A racing helmet goes through...
A racing helmet goes through testing at the Snell Memorial Foundation.
In its 2002 rule book, NASCAR requires Snell-certified helmets. They have to meet either Snell's 1995 or 2000 criteria.
Snell set its first standards in 1959 and used them as a carrot for manufacturers to improve their products.
"We picked the top 10 percent of the helmets based on their performance and used that as the standard," explains Edward Becker, a mechanical engineer who is the foundation's executive administrator. "It made the other 90 percent scramble to try to match the best ones."
From 1959 to 1975, improvements to helmet design and performance were rapid, Becker says. "At that point we got to the limits of what could be done and still have a helmet that people could wear to drive a car. Now the changes are much more incremental. The best helmets from 1995 could probably meet Snell's 2000 standards."

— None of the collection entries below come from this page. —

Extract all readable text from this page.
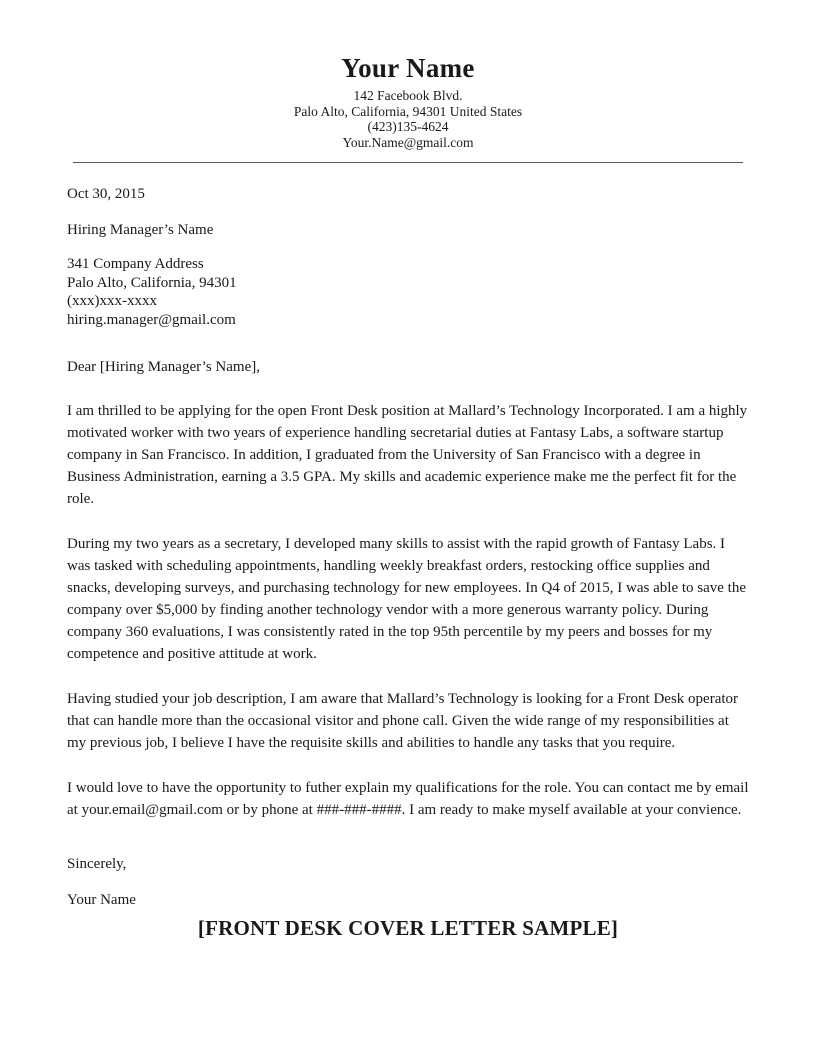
Your Name
142 Facebook Blvd.
Palo Alto, California, 94301 United States
(423)135-4624
Your.Name@gmail.com
Oct 30, 2015
Hiring Manager’s Name
341 Company Address
Palo Alto, California, 94301
(xxx)xxx-xxxx
hiring.manager@gmail.com
Dear [Hiring Manager’s Name],

I am thrilled to be applying for the open Front Desk position at Mallard’s Technology Incorporated. I am a highly motivated worker with two years of experience handling secretarial duties at Fantasy Labs, a software startup company in San Francisco. In addition, I graduated from the University of San Francisco with a degree in Business Administration, earning a 3.5 GPA. My skills and academic experience make me the perfect fit for the role.

During my two years as a secretary, I developed many skills to assist with the rapid growth of Fantasy Labs. I was tasked with scheduling appointments, handling weekly breakfast orders, restocking office supplies and snacks, developing surveys, and purchasing technology for new employees. In Q4 of 2015, I was able to save the company over $5,000 by finding another technology vendor with a more generous warranty policy. During company 360 evaluations, I was consistently rated in the top 95th percentile by my peers and bosses for my competence and positive attitude at work.

Having studied your job description, I am aware that Mallard’s Technology is looking for a Front Desk operator that can handle more than the occasional visitor and phone call. Given the wide range of my responsibilities at my previous job, I believe I have the requisite skills and abilities to handle any tasks that you require.

I would love to have the opportunity to futher explain my qualifications for the role. You can contact me by email at your.email@gmail.com or by phone at ###-###-####. I am ready to make myself available at your convience.

Sincerely,
Your Name
[FRONT DESK COVER LETTER SAMPLE]
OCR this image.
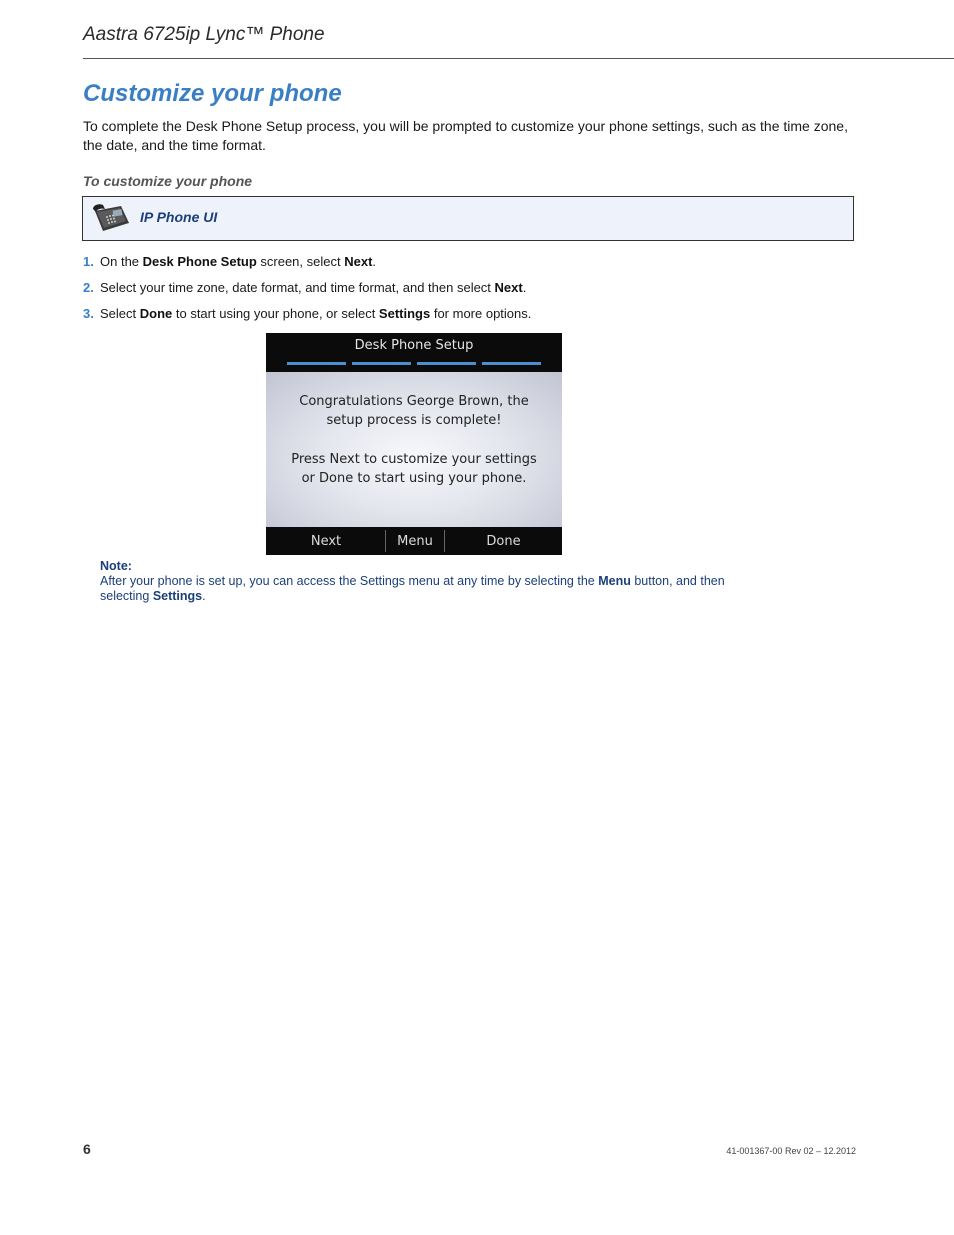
Aastra 6725ip Lync™ Phone
Customize your phone
To complete the Desk Phone Setup process, you will be prompted to customize your phone settings, such as the time zone, the date, and the time format.
To customize your phone
IP Phone UI
1. On the Desk Phone Setup screen, select Next.
2. Select your time zone, date format, and time format, and then select Next.
3. Select Done to start using your phone, or select Settings for more options.
Desk Phone Setup
Congratulations George Brown, the
setup process is complete!
Press Next to customize your settings
or Done to start using your phone.
Next	Menu	Done
Note:
After your phone is set up, you can access the Settings menu at any time by selecting the Menu button, and then selecting Settings.
6	41-001367-00 Rev 02 – 12.2012
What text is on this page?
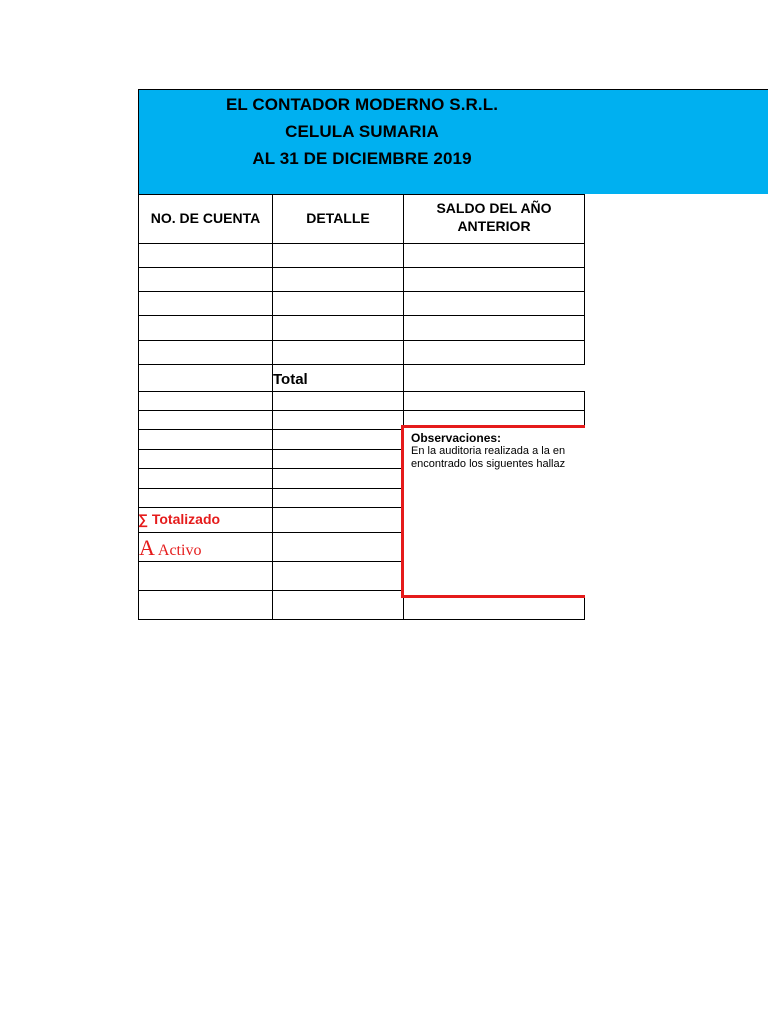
EL CONTADOR MODERNO S.R.L.
CELULA SUMARIA
AL 31 DE DICIEMBRE 2019
NO. DE CUENTA	DETALLE
SALDO DEL AÑO
ANTERIOR
Total
∑ Totalizado
A Activo
Observaciones:
En la auditoria realizada a la en
encontrado los siguentes hallaz
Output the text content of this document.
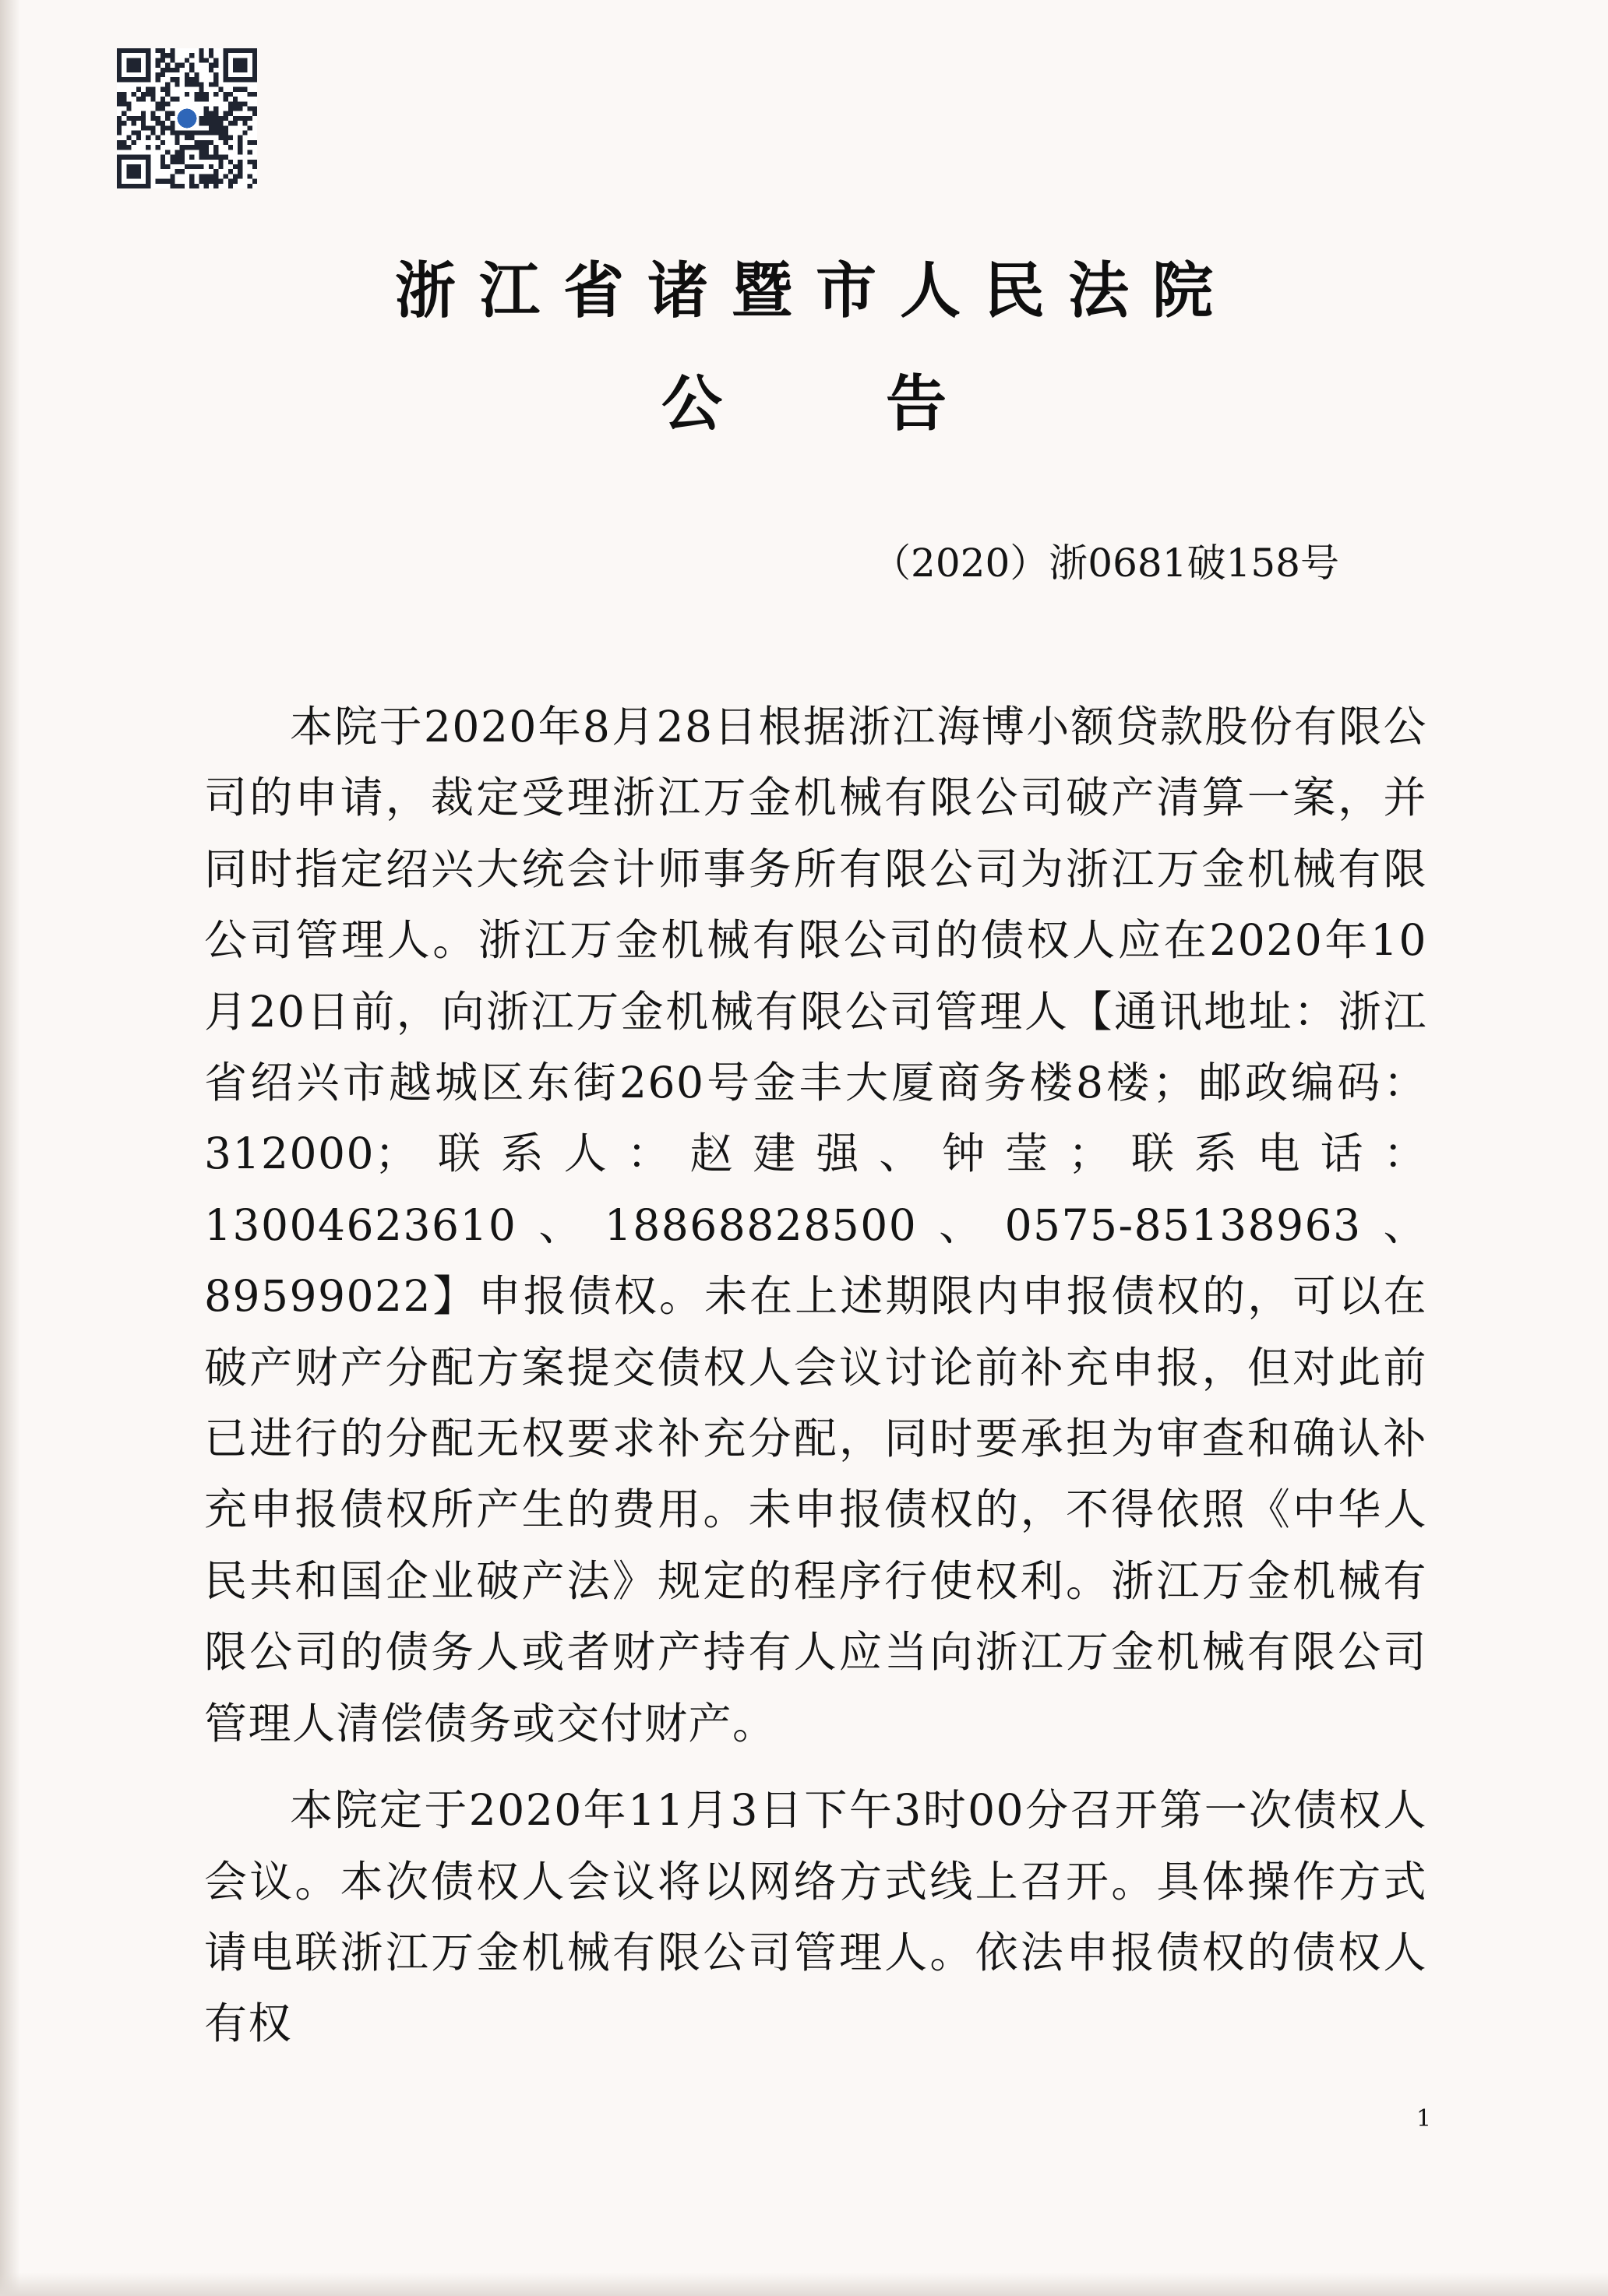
浙江省诸暨市人民法院
公告
（2020）浙0681破158号

本院于2020年8月28日根据浙江海博小额贷款股份有限公司的申请，裁定受理浙江万金机械有限公司破产清算一案，并同时指定绍兴大统会计师事务所有限公司为浙江万金机械有限公司管理人。浙江万金机械有限公司的债权人应在2020年10月20日前，向浙江万金机械有限公司管理人【通讯地址：浙江省绍兴市越城区东街260号金丰大厦商务楼8楼；邮政编码：312000；联系人：赵建强、钟莹；联系电话：13004623610、18868828500、0575-85138963、89599022】申报债权。未在上述期限内申报债权的，可以在破产财产分配方案提交债权人会议讨论前补充申报，但对此前已进行的分配无权要求补充分配，同时要承担为审查和确认补充申报债权所产生的费用。未申报债权的，不得依照《中华人民共和国企业破产法》规定的程序行使权利。浙江万金机械有限公司的债务人或者财产持有人应当向浙江万金机械有限公司管理人清偿债务或交付财产。

本院定于2020年11月3日下午3时00分召开第一次债权人会议。本次债权人会议将以网络方式线上召开。具体操作方式请电联浙江万金机械有限公司管理人。依法申报债权的债权人有权

1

To obtain a Snell certification on any helmet line, the manufacturer pays a testing fee of about $1,200 to the California research center and must submit five samples to be tested. The certification process begins by cutting one helmet into pieces to examine how it is made. The technicians look at material thickness and strength and how the inner liner is manufactured.
Snell technicians use everything...
Snell technicians use everything from guns to blowtorches to test a helmet's effectiveness under extreme conditions.
A helmet works by taking energy from a crash and first dissipating it over as large an area as possible to reduce the force at the point of impact. The energy is then diminished further before it gets to the head by the impact-absorbing material that forms the inner liner.
During testing, helmets are mounted on machines that drop them against pieces of metal that resemble the shapes of things normally found in a race car-the rollcage, door opening, etc.-to see how the helmets hold up. The testing equipment also records how much of the impact is transferred to the sensor-loaded "head" inside the helmets. Another machine puts a load on the chin strap to see if it will fail under a simulated racing crash. Yet another test determines if the helmet can slip off the driver's head in a crash (Yes, it can happen if the helmet isn't the right size or the chin strap isn't tightened properly).